Annoying, they are. Everlasting, too, because you’ve got to deal with the fact that something is sitting there and it’s not going away and it’s not a good idea to go randomly in and fix it surgically because that introduces all kinds of fun new complications like infection. But all you want is for the last day you didn’t have a problem to be the way you live now. So you don’t have to think twice before shoveling dirt, or diving into a lake, or otherwise living your best life now.

So you go ahead and live your best life, because popping an aneurysm is not on your list of things to do today.

Except you might not be in charge of that list anymore. Control freaks with aneurysms are grumpy, conflicted people, folks. It’s a little claustrophobic and a little freaky and it can’t be what occupies your mind or you’ll go nuts.

And it’s inconvenient. So it’s not so much “welcome Deacair” as “ok Deacair, what do you want?”

Sigh.

The Funny Side of Malfunctioning

So if I’m going to take you on a journey with me into my brave new health world, let’s start with how I entered it. Which is, if I do say so myself, a very funny story.

I went to Mexico with the Wayfaring Writers. One of the attendees was a retired MD whose granddaughter had given her the flu just before she left, so she was getting antibiotics from a local clinic.

In Mexico, if you want antibiotics, you go to the pharmacy, see the doctor attached to it in an office next door, pay something around $5, and get a diagnosis. Watching my friend do this, I kept thinking how nice it would be to take a little souvenir home: cheap Cefalaxin. I’m one of the lucky ones allergic to penicillin. Getting cheap C to take back sounded good, but there was one problem.

I was healthy as a horse.

My MD friend smiled at me. “You’d have to lie. The easiest lie is to say you have a UTI. Those symptoms are easy to describe.”

“Are you enabling me?” I laughed.

She shrugged, and smiled again, and said nothing.

So two days later, having wrestled my moral concerns into submission, I went to a pharmacy, and saw a doctor. I paid him $3 and began describing the symptoms I did not have.

He kept staring at me. He knows I’m lying! Hot guilt suffused my face.

He asked, did I have a fever? Did I have a backache? Was I short of breath?

These are not UTI symptoms.

When I answered in the negative for all these, he said, through the Spanglish sign language combined with his phone’s Google Translator, that he was going to take my blood pressure. He used an electronic arm cuff, read the meter, and his eyebrows shot into his hairline.
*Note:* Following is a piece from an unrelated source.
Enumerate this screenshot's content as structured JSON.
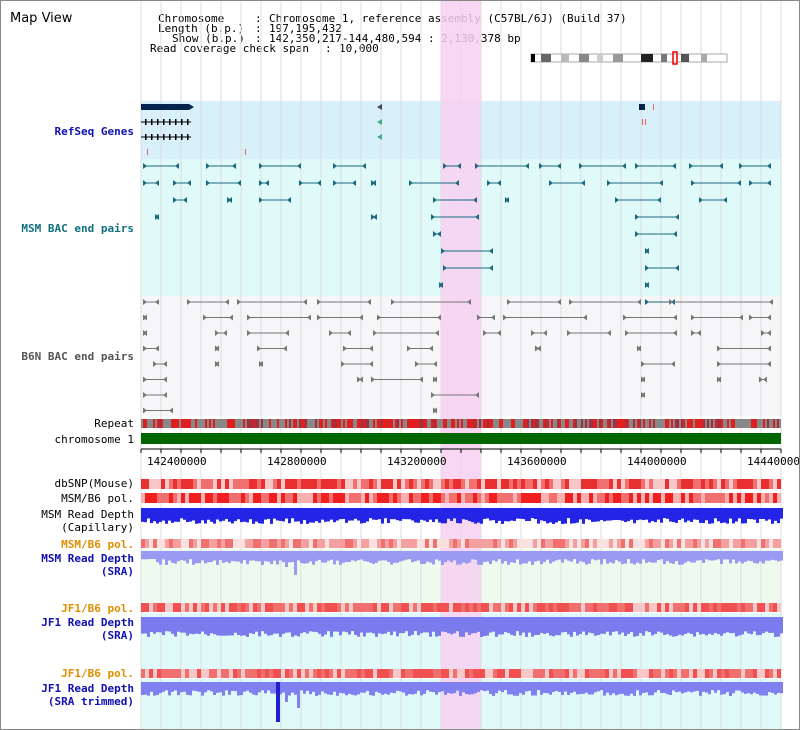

He got out a sphagnometer (the manual cuff that requires a stethoscope) and took it again. Then he wrote something on a pad, and said, “You’re getting an EKG.”

Uhhhh, okay……

Twenty minutes and $15 later, I was naked on a bed while  a very handsome man ran his hands over my breasts. I swear to you, in that moment, the ONLY thing I could think was, I really should have been more specific about my fantasies for this trip.

I told the doc on our trip about my adventure, and she said likely the doctor who sent me for the EKG was reacting to something I was doing without knowing it: panting, perhaps, short of breath; or flushed because of the exertion of the heat and the heart not liking each other in a country full of salt and alcohol. Both of which were flowing through my veins at that point quite freely.

Two hours later, I was back in the kind doctor’s office with an envelope, which he took, studied, pursed his lips. Then he reached for his phone.

You have upper left blocked.

Dude, I need a noun. But Google was not yet up to providing “ascending aortic aneurysm.” That would come two months later, when I was hooked back into the American system struggling to get appointments.

I think fondly of Mexico these days, and that souvenir envelope containing the EKG that may well have saved my life (and a box of Cefalaxin). As anyone with an aneurysm can tell you, the most important thing about having one is knowing that you do.

So I’m on an interesting journey and will tell you more later, but all hail that kind doctor who looked, really looked, at me, and saw through me straight to my heart in the best possible way.